Supunha-se que a morfologia da histeria, típica da velha sociedade disciplinar, tivesse dado lugar à depressão, que é sem caráter e sem forma saliente. Daí o interesse da perspectiva de Paiva, que introduz a mídia como sujeito-agente do retorno histérico, agora exponenciado pelas redes sociais, vetores da promiscuidade do tudo-dizer como forma ilusória de tudo-poder. O estresse corrosivo do caráter produz subjetividades dóceis, sabor-mercado.

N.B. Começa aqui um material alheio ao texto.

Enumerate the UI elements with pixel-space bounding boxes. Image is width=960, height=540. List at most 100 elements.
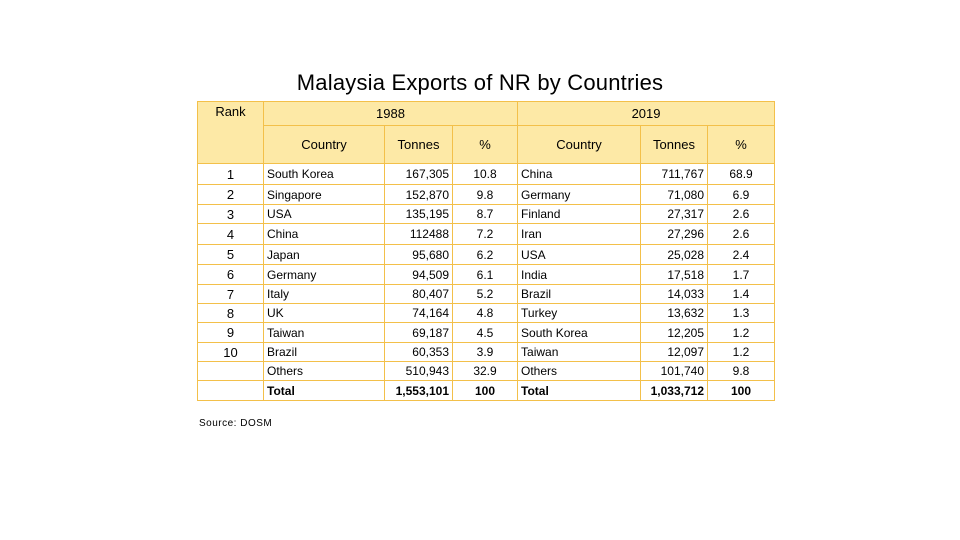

Mediado por redes e cultos, o deslocamento dessa afecção patológica para o campo político alojou-se no extremismo de direita, berço para a aberração, pela natureza exasperada, das normas. Mas bolsonarismo não é ideologia, e sim doença sazonal, flatulência para extravasamento do ódio à escolarização. Um espasmo grotesco, desde a quebra de boas maneiras até comportamentos histéricos, como a exibição fálica de armas. Icônica é a cena da parlamentar de braços estendidos e pistola nas mãos perseguindo um homem negro. A troca de escolas por redes, agentes do contágio, é a via ressentida dos sintomas.

Fenômeno transnacional. A América é um mega reality show que elege presidentes. Após um depressivo, uma besta apocalíptica: Trump, autocoroado imperador de Marte, com seu caldeirão de maldades, estimulando malfeitores e ameaçando indefesos. Saudação nazista de Musk e muita farofa intimidatória.

Já o devoto Milei, um possesso na campanha, é hoje frio neoliberal no poder, atento a “his master’s voice”, a voz do dono, não mais aboiando gado. Entre nós, quem mugiu de boi zebu agora chora como bezerro desmamado. Vacina para histeria não há, mas a democracia tem suas astúcias.